Il en est résulté, pour la salariée, un préjudice qui sera justement réparé par une indemnité de 2 000 euros, somme au paiement de laquelle, infirmant le jugement, l’employeur sera condamné. Il convient à cet égard de préciser que cette condamnation ne répare que le caractère vexatoire des modalités du licenciement de la salariée et ne préjuge en rien des réparations qui pourraient par ailleurs lui être allouées au titre de ses autres préjudices, ceux-là devant être examinés par le tribunal correctionnel appelé à statuer sur intérêts civils.
Sur les dépens et les frais irrépétibles :
Succombant, l’employeur sera condamné aux dépens.
Il conviendra de condamner l’employeur à payer à la salariée une indemnité de 2 000 euros sur le fondement de l’article 700 du code de procédure civile au titre des frais de première instance et en cause d’appel.
PAR CES MOTIFS:
Statuant publiquement et par arrêt contradictoire, la cour :
INFIRME partiellement le jugement,
Statuant à nouveau,
CONDAMNE la société Bayet & Associés à payer à Mme [V] une indemnité de 2 000 euros en réparation des circonstances vexatoires de son licenciement,
CONFIRME le jugement pour le surplus,
DÉBOUTE les parties de leurs demandes autres, plus amples, ou contraires,
CONDAMNE la société Bayet & Associés à payer à Mme [V] la somme de 2 000 euros sur le fondement de l’article 700 du code de procédure civile au titre des frais de première instance et en cause d’appel,
CONDAMNE la société Bayet & Associés aux dépens.

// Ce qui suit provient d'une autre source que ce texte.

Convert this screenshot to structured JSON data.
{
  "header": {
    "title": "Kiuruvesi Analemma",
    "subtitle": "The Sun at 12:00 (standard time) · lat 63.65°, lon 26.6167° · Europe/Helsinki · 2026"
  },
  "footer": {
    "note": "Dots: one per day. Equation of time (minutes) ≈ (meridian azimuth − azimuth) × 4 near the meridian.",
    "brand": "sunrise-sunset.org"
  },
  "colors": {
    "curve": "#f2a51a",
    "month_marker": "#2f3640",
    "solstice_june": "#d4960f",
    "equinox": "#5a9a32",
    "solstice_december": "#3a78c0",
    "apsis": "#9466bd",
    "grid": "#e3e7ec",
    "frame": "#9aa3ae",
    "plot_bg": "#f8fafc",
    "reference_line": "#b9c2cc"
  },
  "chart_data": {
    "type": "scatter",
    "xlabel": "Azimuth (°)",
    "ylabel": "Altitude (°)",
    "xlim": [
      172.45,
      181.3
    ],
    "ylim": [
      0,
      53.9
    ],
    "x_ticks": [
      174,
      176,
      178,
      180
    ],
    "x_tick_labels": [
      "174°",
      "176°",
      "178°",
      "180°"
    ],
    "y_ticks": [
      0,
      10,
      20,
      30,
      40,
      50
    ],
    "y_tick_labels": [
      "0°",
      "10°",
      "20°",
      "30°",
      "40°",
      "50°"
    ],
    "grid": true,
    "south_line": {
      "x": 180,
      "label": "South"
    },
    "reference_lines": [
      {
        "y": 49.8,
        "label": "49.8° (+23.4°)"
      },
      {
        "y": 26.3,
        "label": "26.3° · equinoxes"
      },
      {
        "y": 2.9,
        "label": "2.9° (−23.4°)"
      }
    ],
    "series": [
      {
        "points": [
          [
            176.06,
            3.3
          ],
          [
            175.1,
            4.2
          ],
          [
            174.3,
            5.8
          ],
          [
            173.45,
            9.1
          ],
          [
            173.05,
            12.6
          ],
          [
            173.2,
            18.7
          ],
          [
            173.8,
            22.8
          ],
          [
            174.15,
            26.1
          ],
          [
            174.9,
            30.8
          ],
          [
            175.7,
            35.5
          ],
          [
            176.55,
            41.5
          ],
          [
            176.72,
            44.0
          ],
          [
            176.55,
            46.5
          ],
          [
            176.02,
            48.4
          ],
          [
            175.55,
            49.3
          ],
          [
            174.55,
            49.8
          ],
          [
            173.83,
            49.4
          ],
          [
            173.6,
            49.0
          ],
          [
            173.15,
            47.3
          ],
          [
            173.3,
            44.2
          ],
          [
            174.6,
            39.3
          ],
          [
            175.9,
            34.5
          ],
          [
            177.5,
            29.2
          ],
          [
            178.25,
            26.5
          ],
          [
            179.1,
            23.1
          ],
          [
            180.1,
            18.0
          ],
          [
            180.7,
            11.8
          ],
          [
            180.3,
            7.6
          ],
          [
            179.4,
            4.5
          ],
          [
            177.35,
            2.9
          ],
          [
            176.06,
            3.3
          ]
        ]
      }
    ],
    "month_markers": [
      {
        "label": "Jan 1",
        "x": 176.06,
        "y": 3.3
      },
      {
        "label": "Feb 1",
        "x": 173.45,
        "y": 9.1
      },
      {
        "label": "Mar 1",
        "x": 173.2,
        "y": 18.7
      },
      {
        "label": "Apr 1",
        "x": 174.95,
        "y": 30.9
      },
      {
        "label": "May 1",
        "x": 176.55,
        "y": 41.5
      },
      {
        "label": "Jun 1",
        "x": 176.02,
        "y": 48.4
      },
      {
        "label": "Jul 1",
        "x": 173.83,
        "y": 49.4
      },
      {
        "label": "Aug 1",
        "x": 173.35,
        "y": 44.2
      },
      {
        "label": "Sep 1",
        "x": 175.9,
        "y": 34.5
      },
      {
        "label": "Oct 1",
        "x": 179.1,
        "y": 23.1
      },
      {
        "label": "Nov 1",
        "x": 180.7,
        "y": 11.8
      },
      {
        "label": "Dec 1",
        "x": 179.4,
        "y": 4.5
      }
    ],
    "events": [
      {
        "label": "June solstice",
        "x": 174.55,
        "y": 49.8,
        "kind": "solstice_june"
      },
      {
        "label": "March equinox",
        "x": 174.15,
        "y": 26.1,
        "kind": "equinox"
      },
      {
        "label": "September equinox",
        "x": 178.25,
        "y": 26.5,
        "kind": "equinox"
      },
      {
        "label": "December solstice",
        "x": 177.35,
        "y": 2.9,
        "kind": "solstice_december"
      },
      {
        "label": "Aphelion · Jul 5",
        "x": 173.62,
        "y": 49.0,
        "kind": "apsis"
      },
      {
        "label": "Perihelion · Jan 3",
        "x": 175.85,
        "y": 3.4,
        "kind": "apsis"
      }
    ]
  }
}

. prononcé par mise à disposition de l’arrêt au greffe de la cour, les parties en ayant été préalablement avisées dans les conditions prévues au deuxième alinéa de l’article 450 du code de procédure civile.
. signé par Madame Clotilde MAUGENDRE, Présidente et par Madame Dorothée MARCINEK, Greffier auquel la minute de la décision a été remise par le magistrat signataire.